Elastic Data Processing Flows on the Cloud (PhD Proposal)
University:University of Athens
The PhD candidate Herald Kllapi will publicly present the proposal of his thesis in the presence of his three-member committee: Yannis Ioannidis (Thesis Supervisor), Dimitris Achlioptas, Alex Delis.
Elasticity, in principle, is a good idea as it allows better utilization of resources, both for customers (money) and for the service (better utilization). Finding tradeoffs between completion time and monetary cost is essential in a Cloud environment. Cloud enabled data processing platforms should offer the ability to select the best tradeoff. The obvious questions are: 1. Does it exist? 2. Can it be had at an overhead that makes it worth it? Our first contribution is to demonstrate that very significant elasticity exists in a number of common tasks, even when the abstraction for the cloud-computation is modeled at a very high level, such as MapReduce. Moreover, we show that elasticity can be discovered in practice using highly scalable and efficient algorithms and that there appear to be certain simple “rules of thumb” for when elasticity is present.
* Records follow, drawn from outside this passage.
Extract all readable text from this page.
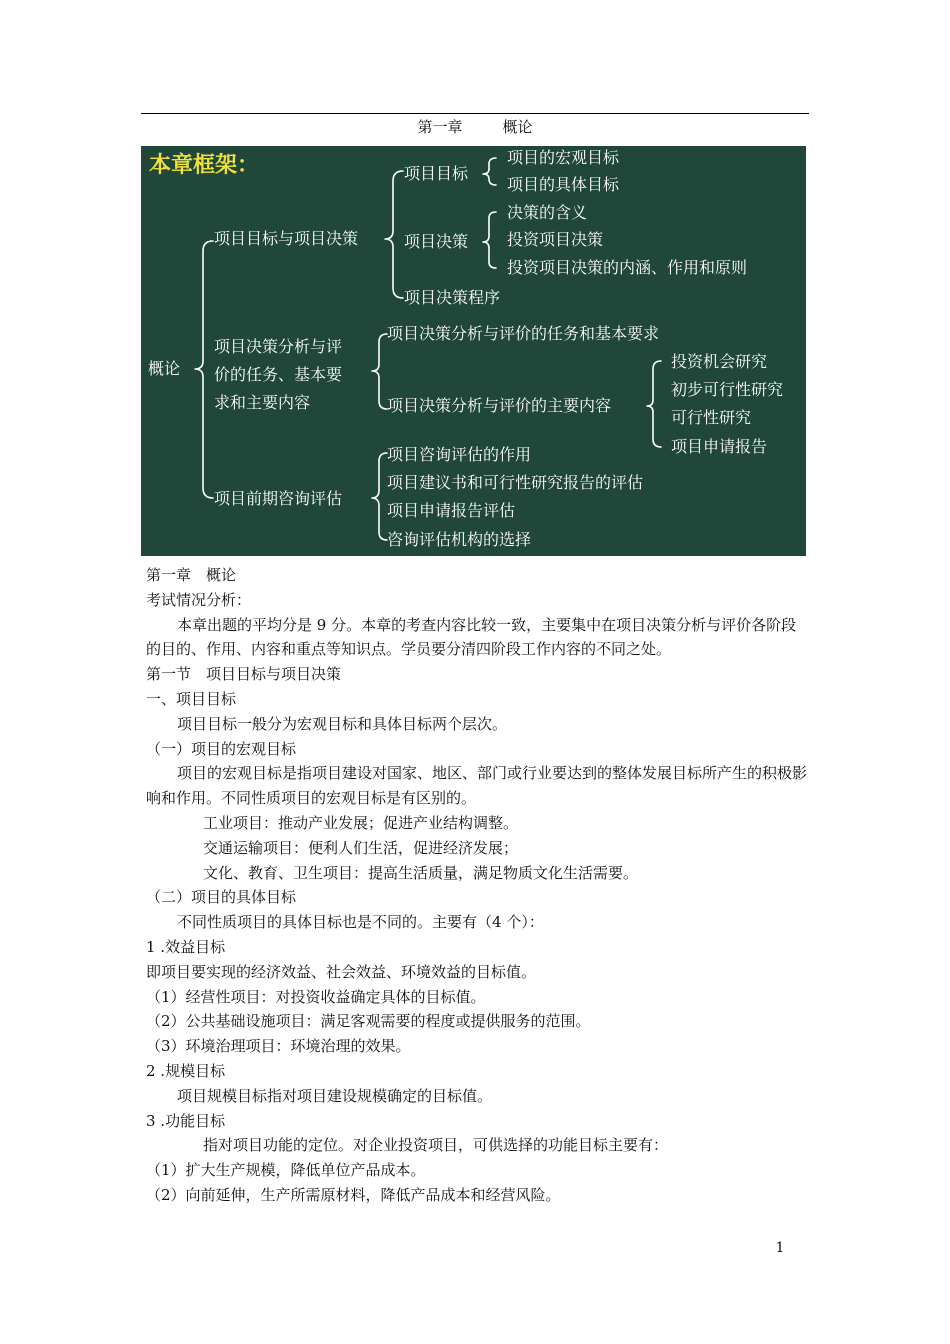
第一章	概论
本章框架：
概论
项目目标与项目决策
项目决策分析与评
价的任务、基本要
求和主要内容
项目前期咨询评估
项目目标
项目的宏观目标
项目的具体目标
项目决策
决策的含义
投资项目决策
投资项目决策的内涵、作用和原则
项目决策程序
项目决策分析与评价的任务和基本要求
项目决策分析与评价的主要内容
投资机会研究
初步可行性研究
可行性研究
项目申请报告
项目咨询评估的作用
项目建议书和可行性研究报告的评估
项目申请报告评估
咨询评估机构的选择

第一章　概论

考试情况分析：

本章出题的平均分是 9 分。本章的考查内容比较一致，主要集中在项目决策分析与评价各阶段的目的、作用、内容和重点等知识点。学员要分清四阶段工作内容的不同之处。

第一节　项目目标与项目决策

一、项目目标

项目目标一般分为宏观目标和具体目标两个层次。

（一）项目的宏观目标

项目的宏观目标是指项目建设对国家、地区、部门或行业要达到的整体发展目标所产生的积极影响和作用。不同性质项目的宏观目标是有区别的。

工业项目：推动产业发展；促进产业结构调整。

交通运输项目：便利人们生活，促进经济发展；

文化、教育、卫生项目：提高生活质量，满足物质文化生活需要。

（二）项目的具体目标

不同性质项目的具体目标也是不同的。主要有（4 个）：

1 .效益目标

即项目要实现的经济效益、社会效益、环境效益的目标值。

（1）经营性项目：对投资收益确定具体的目标值。

（2）公共基础设施项目：满足客观需要的程度或提供服务的范围。

（3）环境治理项目：环境治理的效果。

2 .规模目标

项目规模目标指对项目建设规模确定的目标值。

3 .功能目标

指对项目功能的定位。对企业投资项目，可供选择的功能目标主要有：

（1）扩大生产规模，降低单位产品成本。

（2）向前延伸，生产所需原材料，降低产品成本和经营风险。

1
It is natural to expect that more refined models of the cloud-computation would allow further optimizations and extraction of elasticity. At the same time, it is also very reasonable to be concerned as to whether the resulting complexity of the refined model would allow for these optimizations/extraction to be performed. Our second contribution is to demonstrate that there exists a very fertile middle- ground in terms of abstraction which enables the extraction of much more elasticity than what is possible under MapReduce while remaining computationally tractable.